Мишурский, очевидно, я, и потому, что я урожденный сиятельство, а, вероятно, еще более потому, что я люблю играть словами и часто выражениями своими пускаю в глаза блеск, или, пожалуй, мишуру. Прекрасно. Но, на беду автора куплета, рифма попутала его. Он должен был и хотел сказать: "Не теряя времени". А теперь мудрено согласовать, что я и "не терял слов" и "ответил вздором".
Пошли писатели шуметь,
Кричать, сердиться от безделья.
Под словом писатели должен быть подразумеваем и М.А. Дмитриев, с которым мы вели пререкания. А между тем Писарев и он были приятелями и литературными единомышленниками.
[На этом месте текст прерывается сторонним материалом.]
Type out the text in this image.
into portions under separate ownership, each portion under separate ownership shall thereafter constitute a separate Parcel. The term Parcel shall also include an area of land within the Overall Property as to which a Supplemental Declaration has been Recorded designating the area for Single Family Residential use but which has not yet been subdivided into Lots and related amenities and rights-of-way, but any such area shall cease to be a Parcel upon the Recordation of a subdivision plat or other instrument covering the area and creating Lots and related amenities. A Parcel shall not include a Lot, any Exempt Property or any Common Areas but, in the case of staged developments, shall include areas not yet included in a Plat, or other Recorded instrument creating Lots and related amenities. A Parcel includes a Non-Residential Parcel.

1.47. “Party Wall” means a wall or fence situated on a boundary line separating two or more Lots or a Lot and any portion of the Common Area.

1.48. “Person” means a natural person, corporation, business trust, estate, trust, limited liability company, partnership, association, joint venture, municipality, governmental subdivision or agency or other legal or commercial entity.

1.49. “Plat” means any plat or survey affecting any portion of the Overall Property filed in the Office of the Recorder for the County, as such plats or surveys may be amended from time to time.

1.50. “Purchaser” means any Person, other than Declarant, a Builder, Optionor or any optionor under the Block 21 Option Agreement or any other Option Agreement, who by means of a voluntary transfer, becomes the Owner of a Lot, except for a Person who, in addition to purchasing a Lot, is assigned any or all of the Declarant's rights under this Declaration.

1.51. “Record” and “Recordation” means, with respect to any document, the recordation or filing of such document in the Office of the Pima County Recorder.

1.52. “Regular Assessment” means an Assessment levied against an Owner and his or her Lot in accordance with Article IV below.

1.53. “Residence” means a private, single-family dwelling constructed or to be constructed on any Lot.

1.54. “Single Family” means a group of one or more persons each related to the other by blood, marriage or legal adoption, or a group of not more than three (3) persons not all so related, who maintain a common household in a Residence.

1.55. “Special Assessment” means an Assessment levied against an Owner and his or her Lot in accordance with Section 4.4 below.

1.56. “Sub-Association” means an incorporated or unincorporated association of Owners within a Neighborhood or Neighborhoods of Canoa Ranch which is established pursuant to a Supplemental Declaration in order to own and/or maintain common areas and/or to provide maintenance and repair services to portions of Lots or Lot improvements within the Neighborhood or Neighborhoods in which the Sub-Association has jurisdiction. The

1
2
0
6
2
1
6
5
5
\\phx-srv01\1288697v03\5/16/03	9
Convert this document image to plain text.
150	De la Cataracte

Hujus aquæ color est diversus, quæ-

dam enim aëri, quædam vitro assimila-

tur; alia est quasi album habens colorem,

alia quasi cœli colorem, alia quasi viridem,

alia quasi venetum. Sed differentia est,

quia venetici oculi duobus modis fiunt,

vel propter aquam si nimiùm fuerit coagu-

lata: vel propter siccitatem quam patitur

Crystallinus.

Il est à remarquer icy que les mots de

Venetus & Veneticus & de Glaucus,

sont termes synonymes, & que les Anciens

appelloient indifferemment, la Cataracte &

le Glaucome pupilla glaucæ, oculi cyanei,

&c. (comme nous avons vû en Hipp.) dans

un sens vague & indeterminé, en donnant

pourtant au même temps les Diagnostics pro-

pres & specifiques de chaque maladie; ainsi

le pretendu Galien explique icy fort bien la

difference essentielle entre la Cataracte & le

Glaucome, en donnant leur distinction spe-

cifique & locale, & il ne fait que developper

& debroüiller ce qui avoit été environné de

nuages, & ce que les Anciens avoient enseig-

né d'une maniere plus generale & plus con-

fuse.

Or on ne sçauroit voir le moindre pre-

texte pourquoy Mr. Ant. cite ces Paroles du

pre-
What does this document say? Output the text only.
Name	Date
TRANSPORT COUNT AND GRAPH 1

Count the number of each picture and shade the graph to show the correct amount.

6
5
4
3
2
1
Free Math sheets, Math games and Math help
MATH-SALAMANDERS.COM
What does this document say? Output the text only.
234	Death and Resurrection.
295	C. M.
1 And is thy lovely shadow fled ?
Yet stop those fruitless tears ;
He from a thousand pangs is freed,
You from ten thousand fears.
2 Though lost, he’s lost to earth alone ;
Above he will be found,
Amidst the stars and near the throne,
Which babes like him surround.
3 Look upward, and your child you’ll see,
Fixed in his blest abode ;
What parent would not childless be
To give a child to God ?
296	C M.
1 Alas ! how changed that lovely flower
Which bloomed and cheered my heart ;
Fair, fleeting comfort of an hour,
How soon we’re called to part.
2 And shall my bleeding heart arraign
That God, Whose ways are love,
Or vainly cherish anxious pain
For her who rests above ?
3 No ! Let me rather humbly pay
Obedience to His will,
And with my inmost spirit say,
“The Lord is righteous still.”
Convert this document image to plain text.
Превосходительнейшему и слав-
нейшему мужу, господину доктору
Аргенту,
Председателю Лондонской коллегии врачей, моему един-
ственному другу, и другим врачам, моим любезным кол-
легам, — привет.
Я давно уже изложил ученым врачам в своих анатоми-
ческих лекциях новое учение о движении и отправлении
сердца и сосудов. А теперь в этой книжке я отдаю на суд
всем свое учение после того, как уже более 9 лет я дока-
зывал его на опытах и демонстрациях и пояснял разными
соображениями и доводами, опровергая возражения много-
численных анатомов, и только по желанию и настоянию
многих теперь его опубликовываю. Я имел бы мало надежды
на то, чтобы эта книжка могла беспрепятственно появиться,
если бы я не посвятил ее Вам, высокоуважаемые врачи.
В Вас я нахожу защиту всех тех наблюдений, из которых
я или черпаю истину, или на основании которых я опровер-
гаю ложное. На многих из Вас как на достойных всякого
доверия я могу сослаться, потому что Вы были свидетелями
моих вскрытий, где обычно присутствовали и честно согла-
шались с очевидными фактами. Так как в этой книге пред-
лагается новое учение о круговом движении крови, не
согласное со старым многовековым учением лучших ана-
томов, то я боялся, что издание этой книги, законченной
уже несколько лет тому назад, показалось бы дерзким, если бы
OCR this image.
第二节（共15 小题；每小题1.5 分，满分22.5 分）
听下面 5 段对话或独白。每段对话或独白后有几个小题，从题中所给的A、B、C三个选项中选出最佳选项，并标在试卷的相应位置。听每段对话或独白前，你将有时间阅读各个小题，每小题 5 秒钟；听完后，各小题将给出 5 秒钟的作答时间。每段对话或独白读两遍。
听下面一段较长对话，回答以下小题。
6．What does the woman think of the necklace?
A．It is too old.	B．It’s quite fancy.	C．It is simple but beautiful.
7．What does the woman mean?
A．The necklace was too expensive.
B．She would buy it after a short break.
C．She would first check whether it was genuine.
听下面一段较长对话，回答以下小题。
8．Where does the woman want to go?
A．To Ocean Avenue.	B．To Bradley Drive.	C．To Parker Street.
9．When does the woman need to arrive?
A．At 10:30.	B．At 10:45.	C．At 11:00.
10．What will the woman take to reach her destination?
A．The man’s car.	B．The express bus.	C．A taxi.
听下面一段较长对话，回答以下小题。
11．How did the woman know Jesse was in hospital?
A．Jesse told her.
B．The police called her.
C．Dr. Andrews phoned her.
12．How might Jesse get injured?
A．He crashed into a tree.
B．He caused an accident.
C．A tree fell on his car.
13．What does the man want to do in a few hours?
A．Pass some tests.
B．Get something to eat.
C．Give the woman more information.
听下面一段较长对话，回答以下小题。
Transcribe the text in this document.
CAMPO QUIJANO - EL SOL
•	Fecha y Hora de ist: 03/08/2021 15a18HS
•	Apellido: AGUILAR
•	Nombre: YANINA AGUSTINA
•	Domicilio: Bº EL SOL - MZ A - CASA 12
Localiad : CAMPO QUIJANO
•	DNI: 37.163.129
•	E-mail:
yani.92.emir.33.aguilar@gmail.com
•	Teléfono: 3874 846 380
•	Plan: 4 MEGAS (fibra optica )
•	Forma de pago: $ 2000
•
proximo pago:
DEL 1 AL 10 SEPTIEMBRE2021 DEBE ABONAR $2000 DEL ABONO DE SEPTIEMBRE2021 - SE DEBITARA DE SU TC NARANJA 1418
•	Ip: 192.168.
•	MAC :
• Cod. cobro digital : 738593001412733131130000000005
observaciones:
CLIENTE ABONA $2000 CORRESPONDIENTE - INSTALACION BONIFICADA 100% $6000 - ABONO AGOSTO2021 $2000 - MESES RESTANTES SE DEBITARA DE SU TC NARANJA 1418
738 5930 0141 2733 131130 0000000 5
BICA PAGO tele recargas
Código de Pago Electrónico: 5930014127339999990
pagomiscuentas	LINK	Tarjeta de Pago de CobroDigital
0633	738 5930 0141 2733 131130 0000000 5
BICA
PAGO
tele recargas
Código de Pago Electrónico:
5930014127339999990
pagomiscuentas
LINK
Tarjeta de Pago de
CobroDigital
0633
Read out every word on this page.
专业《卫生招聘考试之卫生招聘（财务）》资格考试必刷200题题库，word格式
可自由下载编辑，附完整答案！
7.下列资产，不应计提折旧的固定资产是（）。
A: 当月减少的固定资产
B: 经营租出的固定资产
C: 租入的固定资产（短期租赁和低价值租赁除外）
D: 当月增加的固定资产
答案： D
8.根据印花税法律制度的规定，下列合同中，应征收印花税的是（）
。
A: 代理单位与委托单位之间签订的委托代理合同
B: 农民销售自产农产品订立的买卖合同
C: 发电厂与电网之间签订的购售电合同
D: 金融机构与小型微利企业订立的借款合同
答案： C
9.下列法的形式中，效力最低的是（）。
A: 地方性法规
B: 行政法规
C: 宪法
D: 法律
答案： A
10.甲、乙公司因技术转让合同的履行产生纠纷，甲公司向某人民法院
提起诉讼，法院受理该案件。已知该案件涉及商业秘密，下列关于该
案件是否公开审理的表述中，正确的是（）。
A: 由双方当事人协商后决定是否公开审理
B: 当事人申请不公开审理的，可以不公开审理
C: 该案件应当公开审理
Таким образом, швыряя в меня камнем, задевает он при сей верной оказии и приятеля своего. Один путный стих во всем куплете есть последний, да и то потому, что он весь заключается в известной пословице.
Прозвище Мишурского напоминает мне другого остряка, который где–то пожаловал меня "князем Коврижкиным". Что же прикажете делать? Не обрежешься от нарезного огнестрельного остроумия наших литературных знаменитостей.
Автор статьи о "неизданных пьесах Грибоедова" читал (стр. 257) большое письмо его к Верстовскому по поводу водевиля нашего, выражающее "большую заботу о постановке этой пьесы" [9]. Я этого никак не ожидал, и вот по какой причине.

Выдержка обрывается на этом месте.